Le nom " Trudel " serait d'origine germanique. En fait, tous les noms à préfixe " Trud " seraient dérivés du vieux latin " Trudo ", qui veut dire " ami ". Quantité de noms allemands sont formés de cette manière. En fait, en consultant les dictionnaires germaniques, on voit que le mot " Trudel " y apparaît comme nom propre, comme nom commun et comme adjectif. Come nom propre, c'est le nom caressant, le nom de tendresse de " Gertrude ". Comme nom commun , il veut dire " marchand de bois, brocanteur, marchandise de seconde main ". Enfin, comme adjectif, il signifie " petit, court ".
Selon le père Paul-Eugène Trudel, principal généalogiste de la famille Trudel, il est vraisemblable de croire que Jean Trudel descende des Trudel qui étaient présents à Mannendorf, près de Zurich, en Suisse dès 1454. Des Truder habitaient même en face, à Wadenswill, en 1402. Depuis 1519, de nombreux jeunes suisses étaient entrés au service militaire de la France, dans le cadre d'une entente entre les deux pays. Peut-être un Trudel est-il demeuré en France, à la fin de son service.
Tous les Trudel d'Amérique ont un ancêtre commun, Jean Trudel, né à Parfondeval, au Perche, vers 1629, et arrivé à Québec au printemps de 1655. Il était tisserand en toile.
La traversée de l'Atlantique, en plus de ses inconvénients dus à l'exiguïté des vaisseaux et à la longueur du trajet, représentait une aventure périlleuse, comme le montre cette description de ce qui est arrivé en 1654, soit un an avant la traversée de Jean Trudel.
De cinq vaisseaux qui étaient sortis de France pour aller porter quelque secours et pour aller trafiquer en la Nouvelle-France, l'un a été pris par les Anglais, l'autre par les Espagnols, un troisième a été perdu en mer ou en quelque côte, dont on n'a pas eu de nouvelles. Les deux autres sont arrivés en ce pays.
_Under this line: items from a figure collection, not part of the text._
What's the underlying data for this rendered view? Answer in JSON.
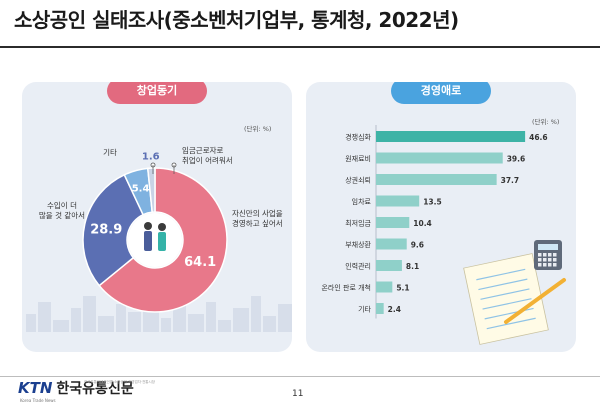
{
  "page": {
    "title": "소상공인 실태조사(중소벤처기업부, 통계청, 2022년)",
    "page_number": "11",
    "logo_mark": "KTN",
    "logo_name": "한국유통신문",
    "logo_tagline": "Korea Trade News",
    "logo_small_text": "한국유통인대표언론 소상공인·자영업자·전통시장"
  },
  "chart_data": [
    {
      "type": "pie",
      "title": "창업동기",
      "unit_note": "(단위: %)",
      "slices": [
        {
          "label": "자신만의 사업을 경영하고 싶어서",
          "value": 64.1,
          "color": "#e8788a"
        },
        {
          "label": "수입이 더 많을 것 같아서",
          "value": 28.9,
          "color": "#5b6fb3"
        },
        {
          "label": "임금근로자로 취업이 어려워서",
          "value": 5.4,
          "color": "#7fb2e0"
        },
        {
          "label": "기타",
          "value": 1.6,
          "color": "#c9d3e6"
        }
      ]
    },
    {
      "type": "bar",
      "orientation": "horizontal",
      "title": "경영애로",
      "unit_note": "(단위: %)",
      "categories": [
        "경쟁심화",
        "원재료비",
        "상권쇠퇴",
        "임차료",
        "최저임금",
        "부채상환",
        "인력관리",
        "온라인 판로 개척",
        "기타"
      ],
      "values": [
        46.6,
        39.6,
        37.7,
        13.5,
        10.4,
        9.6,
        8.1,
        5.1,
        2.4
      ],
      "xlim": [
        0,
        50
      ],
      "colors": {
        "top": "#3db3a6",
        "rest": "#8fd0c9"
      }
    }
  ],
  "colors": {
    "left_pill": "#e26a7f",
    "right_pill": "#4aa3df",
    "panel_bg": "#e9eef5"
  }
}
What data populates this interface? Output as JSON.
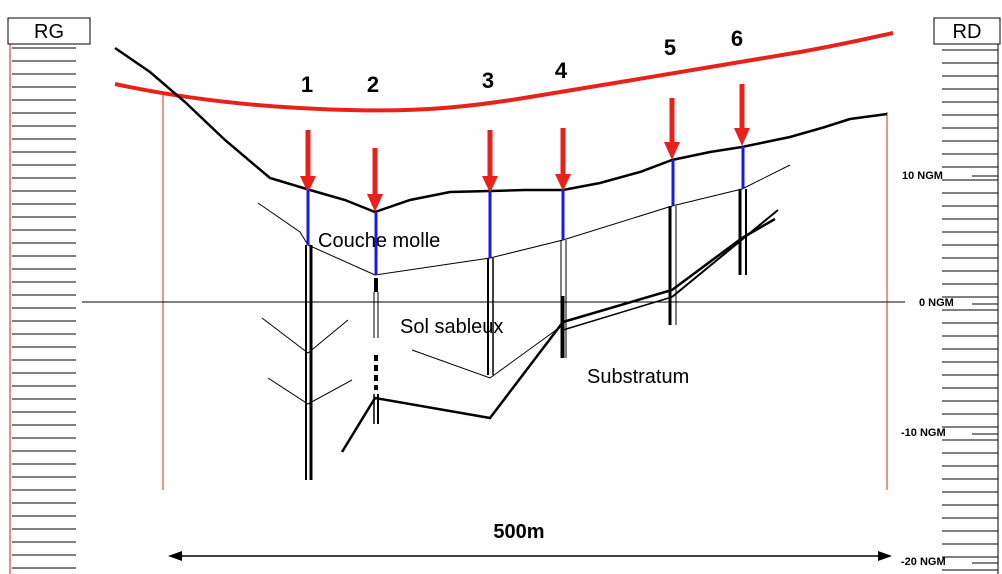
{
  "banks": {
    "left": "RG",
    "right": "RD"
  },
  "boreholes": [
    {
      "id": "borehole-1",
      "label": "1"
    },
    {
      "id": "borehole-2",
      "label": "2"
    },
    {
      "id": "borehole-3",
      "label": "3"
    },
    {
      "id": "borehole-4",
      "label": "4"
    },
    {
      "id": "borehole-5",
      "label": "5"
    },
    {
      "id": "borehole-6",
      "label": "6"
    }
  ],
  "layers": {
    "soft": "Couche molle",
    "sand": "Sol sableux",
    "substratum": "Substratum"
  },
  "elevation_scale": {
    "ticks": [
      "10 NGM",
      "0 NGM",
      "-10 NGM",
      "-20 NGM"
    ]
  },
  "distance": "500m",
  "colors": {
    "embankment": "#e8211b",
    "arrow": "#e8211b",
    "soft_layer": "#1a1ae6",
    "line": "#000000"
  }
}
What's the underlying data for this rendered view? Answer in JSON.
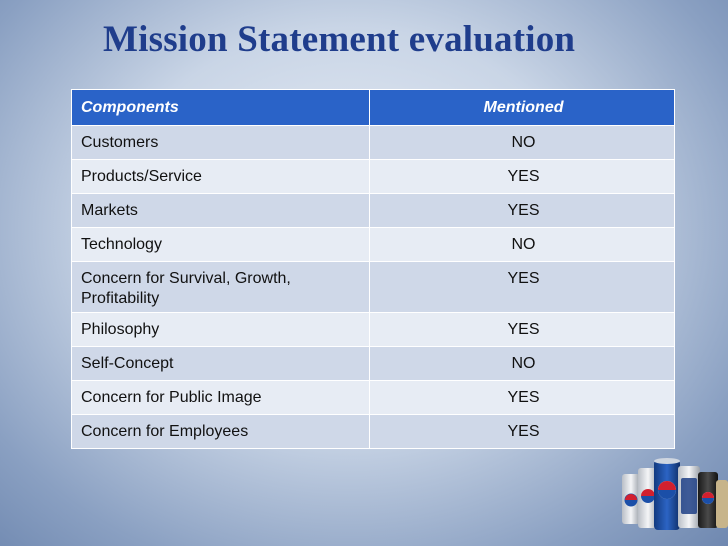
{
  "title": "Mission Statement evaluation",
  "table": {
    "headers": [
      "Components",
      "Mentioned"
    ],
    "rows": [
      {
        "component": "Customers",
        "mentioned": "NO"
      },
      {
        "component": "Products/Service",
        "mentioned": "YES"
      },
      {
        "component": "Markets",
        "mentioned": "YES"
      },
      {
        "component": "Technology",
        "mentioned": "NO"
      },
      {
        "component": "Concern for Survival, Growth, Profitability",
        "mentioned": "YES"
      },
      {
        "component": "Philosophy",
        "mentioned": "YES"
      },
      {
        "component": "Self-Concept",
        "mentioned": "NO"
      },
      {
        "component": "Concern for Public Image",
        "mentioned": "YES"
      },
      {
        "component": "Concern for Employees",
        "mentioned": "YES"
      }
    ]
  },
  "decoration": {
    "image": "pepsi-cans-illustration",
    "colors": {
      "header_blue": "#2a63c8",
      "title_blue": "#1f3d8c",
      "pepsi_blue": "#1b4fa8",
      "pepsi_red": "#d2202f"
    }
  }
}
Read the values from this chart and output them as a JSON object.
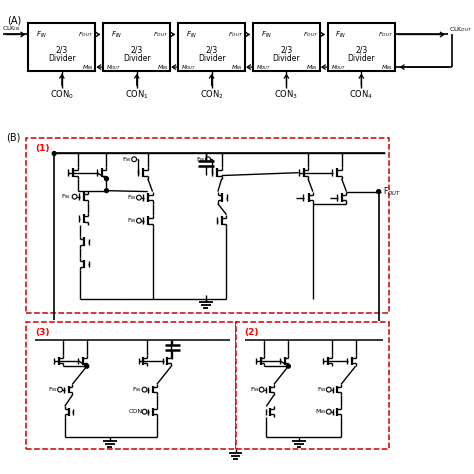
{
  "bg_color": "#ffffff",
  "lc": "#000000",
  "rc": "#cc0000",
  "fig_w": 4.74,
  "fig_h": 4.74,
  "dpi": 100,
  "con_labels": [
    "CON$_0$",
    "CON$_1$",
    "CON$_2$",
    "CON$_3$",
    "CON$_4$"
  ],
  "clkin": "CLK$_{IN}$",
  "clkout": "CLK$_{OUT}$",
  "label_A": "(A)",
  "label_B": "(B)",
  "label_1": "(1)",
  "label_2": "(2)",
  "label_3": "(3)",
  "fout_label": "F$_{OUT}$",
  "fin_label": "F$_{IN}$",
  "con_label": "CON",
  "min_label": "M$_{IN}$"
}
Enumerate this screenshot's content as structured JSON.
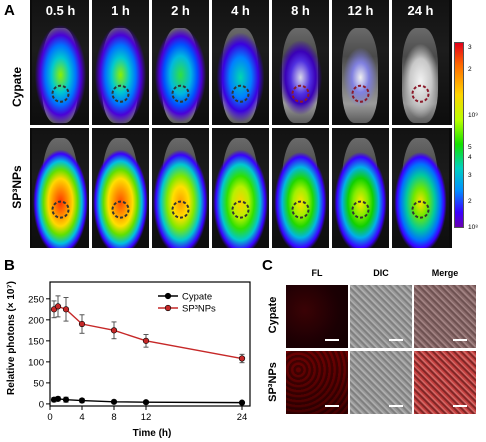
{
  "panels": {
    "a": "A",
    "b": "B",
    "c": "C"
  },
  "panel_a": {
    "time_points": [
      "0.5 h",
      "1 h",
      "2 h",
      "4 h",
      "8  h",
      "12 h",
      "24 h"
    ],
    "rows": [
      "Cypate",
      "SP³NPs"
    ],
    "colorbar_ticks": [
      "3",
      "2",
      "10⁹",
      "5",
      "4",
      "3",
      "2",
      "10⁸"
    ],
    "colors": {
      "high": "#e3001b",
      "mid": "#14e000",
      "low": "#6a00b0"
    }
  },
  "chart_data": {
    "type": "line",
    "xlabel": "Time (h)",
    "ylabel": "Relative photons (× 10⁷)",
    "xlim": [
      0,
      25
    ],
    "ylim": [
      -5,
      290
    ],
    "xticks": [
      "0",
      "4",
      "8",
      "12",
      "24"
    ],
    "yticks": [
      "0",
      "50",
      "100",
      "150",
      "200",
      "250"
    ],
    "legend_position": "top-right",
    "series": [
      {
        "name": "Cypate",
        "color": "#000000",
        "x": [
          0.5,
          1,
          2,
          4,
          8,
          12,
          24
        ],
        "y": [
          10,
          12,
          10,
          8,
          5,
          4,
          3
        ],
        "err": [
          5,
          5,
          6,
          5,
          3,
          2,
          2
        ]
      },
      {
        "name": "SP³NPs",
        "color": "#c62828",
        "x": [
          0.5,
          1,
          2,
          4,
          8,
          12,
          24
        ],
        "y": [
          225,
          232,
          225,
          190,
          175,
          150,
          108
        ],
        "err": [
          20,
          25,
          28,
          22,
          20,
          15,
          10
        ]
      }
    ]
  },
  "panel_c": {
    "columns": [
      "FL",
      "DIC",
      "Merge"
    ],
    "rows": [
      "Cypate",
      "SP³NPs"
    ]
  }
}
Jean Trudel a fait la traversée avec son ami Pierre Maheust, originaire de Mortagne, et lui aussi tisserand.
En plus de la propagande qui existait alors dans la région en faveur de l'émigration et du fait que Robert Giffard, originaire de Mortagne et seigneur de Beauport, était ambitieux plus que quiconque de peupler son domaine, les effroyables difficultés dans lesquelles se débattait alors la mère patrie furent probablement des motifs pour inciter Jean Trudel à venir en Nouvelle-France.
Ce fut le cas, par exemple, de la guerre. Au siècle précédent, Mortagne avait déjà subi 22 sièges et il devait en être encore question dans les foyers. À la fin de la Guerre de Trente Ans, il avait 18 ans. Aussitôt, ce fut la Fronde, puis le scandale de Condé à la tête des troupes espagnoles qui harcelèrent la France pendant 11 ans, jusqu'en 1658. Même si le Perche n'était pas le théâtre de la guerre, son sort n'était pas meilleur. Par bandes de 1500 hommes, les soldats allaient à la maraude, moissonnaient les champs, raflaient tous les animaux et pillaient les villages après avoir exigé d'incroyables rançons, n'y laissant ni vivres ni vêtements. Partout, ce fut la misère la plus indescriptible. De plus, aux ravages de la guerre a succédé le fléau de la peste. Les motivations ne manquaient donc pas de se laisser tenter par les promesses de la Nouvelle-France.
À la même époque, sa future épouse, Marguerite Thomas arrivait de Stavelot, ville du Limbourg, à l'extrémité ouest de la Belgique, où elle naquit vers 1634.